Fahri pov
Permainan ini dimulai kembali, gadis manja itu ternyata kembali ke dalam hidupku. Bisa dipastikan, selama dua tahun ini kami akan terus bersama.
Siapa sangka, setelah pertemuanku dengan Haina, dia akan menjadi teman sekelasku bahkan duduk di sebelahku.
"Bu, bisa tidak bangku yang lain?" tanya Haina pada bu Arlina, guru mapel ppkn kami yang saat itu tengah mengajar di kelas.
Sangat membuang waktu jika melihat dua wanita itu bernegosiasi di depan kelas. Buku yang aku baca saja masih banyak yang belum tuntas.

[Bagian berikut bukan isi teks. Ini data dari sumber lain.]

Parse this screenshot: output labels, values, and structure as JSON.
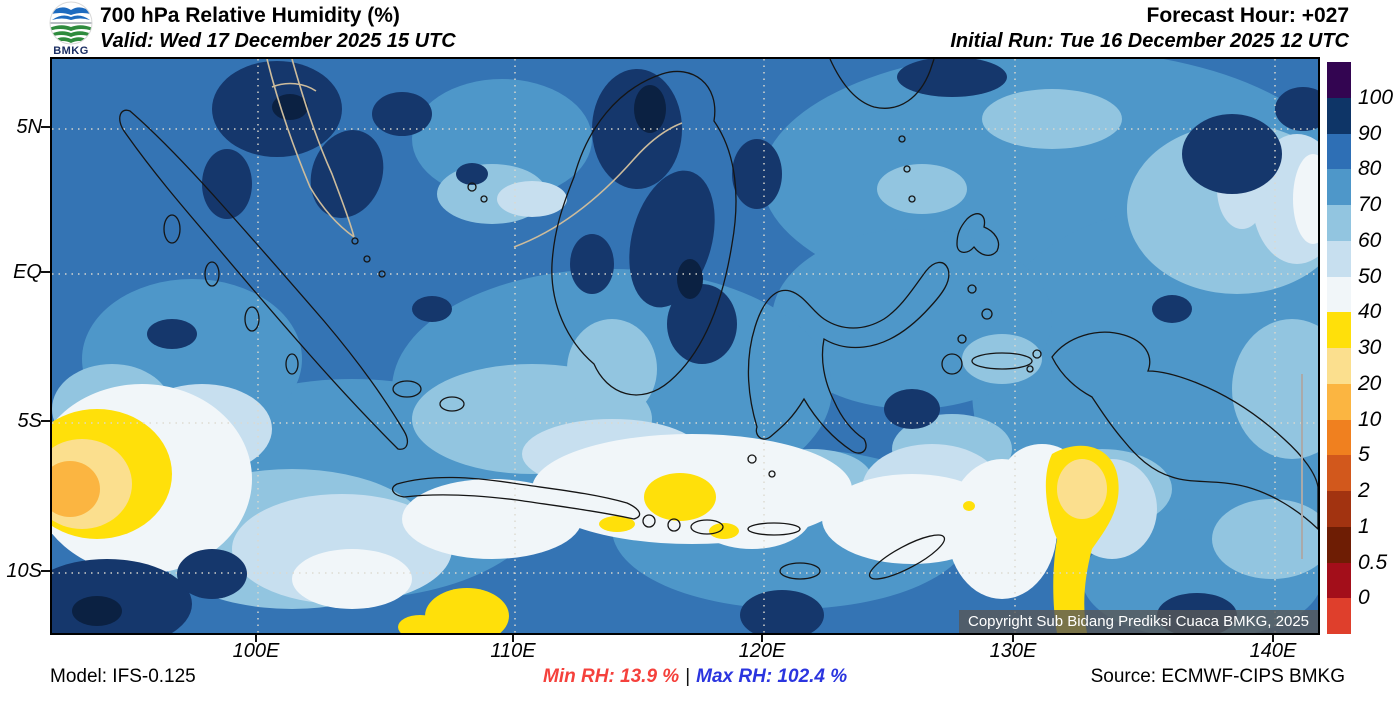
{
  "header": {
    "logo_text": "BMKG",
    "title": "700 hPa Relative Humidity (%)",
    "valid": "Valid: Wed 17 December 2025 15 UTC",
    "forecast_hour": "Forecast Hour: +027",
    "initial_run": "Initial Run: Tue 16 December 2025 12 UTC"
  },
  "map": {
    "lat_labels": [
      "5N",
      "EQ",
      "5S",
      "10S"
    ],
    "lon_labels": [
      "100E",
      "110E",
      "120E",
      "130E",
      "140E"
    ],
    "copyright": "Copyright Sub Bidang Prediksi Cuaca BMKG, 2025"
  },
  "colorbar": {
    "tick_labels": [
      "100",
      "90",
      "80",
      "70",
      "60",
      "50",
      "40",
      "30",
      "20",
      "10",
      "5",
      "2",
      "1",
      "0.5",
      "0"
    ],
    "segment_colors": [
      "#330551",
      "#0E3567",
      "#2E6FB5",
      "#4E97C9",
      "#92C5E0",
      "#C7DFEF",
      "#F1F6F9",
      "#FFE00A",
      "#FBDF8E",
      "#FBB541",
      "#F0801F",
      "#D2581C",
      "#A23310",
      "#6E1D04",
      "#A30E1A",
      "#DF3F2C"
    ]
  },
  "footer": {
    "model": "Model: IFS-0.125",
    "min_rh_label": "Min RH:  13.9 %",
    "separator": "|",
    "max_rh_label": "Max RH: 102.4 %",
    "source": "Source: ECMWF-CIPS BMKG",
    "min_rh_color": "#F5413C",
    "max_rh_color": "#2B35DF"
  }
}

"Senang?" tanya seorang cewek yang tak lain dan tak bukan adalah Haina, ia duduk di sampingku, di kursi yang kosong di sebelahku, tepatnya di samping jendela.
Aku tak menghiraukannya, Haina jika diladeni, pasti urusannya tidak pernah selesai. Mulut gadis itu sungguh luar binasa sejak kecil.
"Hai Haina, aku Fanista. Wah-wah, kamu saudaranya ketos, ya? Aku hampir aja salah paham tadi pagi." Jelas Fanista yang duduk di belakang Haina.
Setelah itu, aku tak menghiraukan keduanya lagi. Bisa-bisanya mereka berbicara sedangkan guru tengah menjelaskan di depan.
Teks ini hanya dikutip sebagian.